Serum amyloid A (SAA), discovered and named over 50 years ago, is a protein with a length of 150 kb and a size of 12,000 (Sack Jr., 2018). It exhibits remarkable immune activity and undergoes substantial changes in plasma concentration during the acute phase reaction (Zhu et al., 2021). Furthermore, SAA has been implicated in the progression of rheumatoid arthritis (Zhou et al., 2022), tumor development (Lee and Beatty, 2021), Crohn's disease, cardiovascular disease (Shridas et al., 2021), transplant rejection, and other pathological conditions. Lactoferrin (LTF) is an iron-bound glycoprotein present in various bodily fluids. LTF in stool, saliva, tears, and cerebrospinal fluid helps diagnose inflammatory bowel disease, Alzheimer's disease, dry eye disease, and bacterial meningitis, respectively (Maffei et al., 1999; Versura et al., 2010; Dastych et al., 2015; Njunge et al., 2017; Rubio et al., 2019; Gonzalez-Sanchez et al., 2020). In blood, its concentration typically remains low at approximately 0.2–0.6 mg/L (Kucia et al., 2020). However, when the body develops an infection and sepsis, LTF is rapidly released from neutrophils, leading to a significant increase in its concentration in the blood. This makes it a promising biomarker for early diagnosis (Brock, 2012; Decembrino et al., 2017; Ahmed et al., 2019; Kell et al., 2020). The clinical significance of both inflammatory markers has garnered remarkable attention in recent years, resulting in the growing importance of their quantitative detection.
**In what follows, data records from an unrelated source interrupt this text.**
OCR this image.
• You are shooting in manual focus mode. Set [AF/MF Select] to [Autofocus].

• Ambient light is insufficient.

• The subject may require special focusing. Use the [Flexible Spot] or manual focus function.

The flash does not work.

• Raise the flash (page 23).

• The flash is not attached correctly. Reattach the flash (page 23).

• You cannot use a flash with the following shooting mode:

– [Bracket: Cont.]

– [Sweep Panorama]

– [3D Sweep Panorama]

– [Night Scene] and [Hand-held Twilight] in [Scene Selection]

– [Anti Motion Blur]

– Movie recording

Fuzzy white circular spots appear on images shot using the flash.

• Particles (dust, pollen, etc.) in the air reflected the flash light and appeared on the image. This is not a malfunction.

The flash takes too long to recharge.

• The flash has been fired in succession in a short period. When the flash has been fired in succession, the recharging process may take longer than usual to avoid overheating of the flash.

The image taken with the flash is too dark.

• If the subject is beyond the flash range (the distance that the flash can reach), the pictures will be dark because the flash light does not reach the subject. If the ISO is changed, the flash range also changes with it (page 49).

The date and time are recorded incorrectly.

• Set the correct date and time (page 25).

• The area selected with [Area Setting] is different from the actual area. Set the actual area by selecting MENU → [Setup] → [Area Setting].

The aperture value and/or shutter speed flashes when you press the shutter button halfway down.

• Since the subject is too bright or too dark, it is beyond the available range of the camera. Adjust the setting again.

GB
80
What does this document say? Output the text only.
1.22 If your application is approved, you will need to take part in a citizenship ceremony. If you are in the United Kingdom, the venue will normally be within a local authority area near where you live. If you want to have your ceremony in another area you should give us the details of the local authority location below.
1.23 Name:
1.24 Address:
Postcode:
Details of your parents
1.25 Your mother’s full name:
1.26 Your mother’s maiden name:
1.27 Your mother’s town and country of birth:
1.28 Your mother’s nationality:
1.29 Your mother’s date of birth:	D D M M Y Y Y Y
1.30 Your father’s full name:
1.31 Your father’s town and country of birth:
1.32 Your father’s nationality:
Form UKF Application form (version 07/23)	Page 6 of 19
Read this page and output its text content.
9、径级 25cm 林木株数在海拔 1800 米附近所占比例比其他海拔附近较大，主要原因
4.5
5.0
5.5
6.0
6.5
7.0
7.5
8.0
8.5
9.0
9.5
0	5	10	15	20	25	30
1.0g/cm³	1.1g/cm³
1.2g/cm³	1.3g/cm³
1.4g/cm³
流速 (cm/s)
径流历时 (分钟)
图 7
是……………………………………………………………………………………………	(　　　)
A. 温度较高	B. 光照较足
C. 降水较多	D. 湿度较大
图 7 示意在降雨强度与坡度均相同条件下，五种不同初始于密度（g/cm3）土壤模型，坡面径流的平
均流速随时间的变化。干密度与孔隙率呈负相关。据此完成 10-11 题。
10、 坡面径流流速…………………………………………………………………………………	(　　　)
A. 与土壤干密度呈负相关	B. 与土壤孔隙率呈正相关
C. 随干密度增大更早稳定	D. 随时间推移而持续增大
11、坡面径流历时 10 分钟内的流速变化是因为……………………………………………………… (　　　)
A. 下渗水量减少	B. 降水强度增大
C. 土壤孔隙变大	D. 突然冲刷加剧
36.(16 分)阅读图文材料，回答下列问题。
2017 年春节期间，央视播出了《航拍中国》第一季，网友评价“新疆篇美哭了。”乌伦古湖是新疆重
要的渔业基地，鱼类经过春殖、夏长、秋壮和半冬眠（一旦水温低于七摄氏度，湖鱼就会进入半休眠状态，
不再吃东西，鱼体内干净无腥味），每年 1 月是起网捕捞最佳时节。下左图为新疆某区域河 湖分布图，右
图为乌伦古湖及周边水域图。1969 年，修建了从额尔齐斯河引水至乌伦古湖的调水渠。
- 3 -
Currently, a range of techniques have been developed for the detection of SAA, including radioimmunoassay (RIA) (Marhaug, 1983), enzyme⁃linked immunosorbent assay (ELISA) (Carbone et al., 2021), turbidimetric inhibition immunoassay (Hansen et al., 2006), chemiluminescence immunoassay (Hulten et al., 1999) etc. The aforementioned methods, however, possess inherent drawbacks including radioactive contamination, intricate operational procedures, and limited sensitivity. Moreover, The clinical application of LTF detection in body fluids is significantly limited by its reliance on ELISA, thus impeding its potential for widespread adoption (Dastych et al., 2015). While these traditional immunoassays allow for the detection of only one marker per sample at a time, it is worth exploring multiple detection techniques that enable the simultaneous detection of multiple markers in a single reaction, thus achieving cost, time and labor reduction objectives (Rojas et al., 2022). Our team has previously developed a multiple immunodetection system utilizing stable element labeling technique and ICP-MS, which exhibits remarkable advantages including exceptional sensitivity, specificity, throughput, and detection range. Furthermore, its reliability has been extensively validated through clinical laboratory applications (Jiang et al., 2020a; Jiang et al., 2020c). Therefore, the objective of this study is to establish a duplex immunodetection system for the two inflammatory markers, conduct method validation and performance verification in accordance with CLSI standard protocols, and evaluate its reliability through analysis of clinical samples.